Update Feb 26, 2011: Wordcast live on Design Critique

Tim Keirnan over at the Design Critique podcast posted an interview we did on this process. Check it out! And thanks, Tim, for inviting me.

Update July 14, 2011: Michigan UPA workshop

This evening Alaina, Caitlin and I ran this workshop for a Michigan UPA event in Lansing. We had fun and it sounded like the attendees enjoyed themselves while learning this model. Thanks again Second Gear Coworking for letting us use your excellent venue!

6 responses to “A model for UX design reviews”

  1. Last night’s design review workshop was excellent, Davin! There were two things that struck me as particularly important to the process. The first is the role of the facilitator. It seem like the ability of the facilitator to set boundaries, encourage constructive feedback and establish expectations for the group is critical in the success or failure of the review. I actually think the facilitator could be the most important role, if the end goal is to achieve truly valuable and honest feedback. The second part that struck me as particularly important was the third step where the designer confirms the feedback given. Beyond clarifying questions about particular comments, I see this as an opportunity for the designer to effectively say to the review group, “This is what I heard you say.” Even if the designer has no questions for the reviewers, I think it’s important for her to recap what she heard. This echoing back can be extremely important to the process since we can all interpret feedback in different ways, especially when it’s about something in which we are personally invested.
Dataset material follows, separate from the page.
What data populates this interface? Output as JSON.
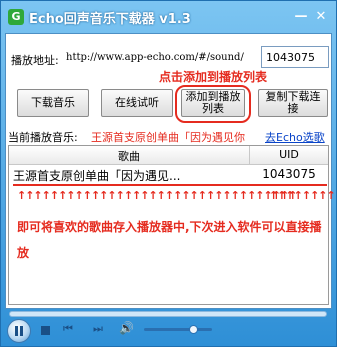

  2. Great article. I’ve been thinking a lot about design review and critique recently. It seems like what you talking about could be extended to portfolio reviews as well. As an aside, I’m helping to coordinate the upcoming Midwest UX conference in Columbus, OH on April 9-10. Any interest in submitting a proposal? http://www.midwestuxconference.com/

  3. *Incredible* synergy — just yesterday I pulled literature from a seminar I’d attended in 2009 on collaborative leadership (from the Social Interaction Institute for Social Change in Boston) on their version of this methodology, which they refer to as the Consultancy Model. Like you Davin, and your IxDA Lansing cohort, I was thinking of it in terms of design critique and feedback! I’ve used this method very successfully in non-IxD contexts (community organizing and project design). Excited to see the idea sprouted up sort of simultaneously in Michigan and San Francisco 🙂

  4. Chris, Thanks! It was a fun night. The session helped me appreciate the role of facilitator even more as well. Good points.

    Erik, the Midwest UX Conference looks to be shaping up nicely! The speakers look excellent. This design review exercise works really well as a workshop, so sure I’ll think about a proposal. Thanks for letting me know about it.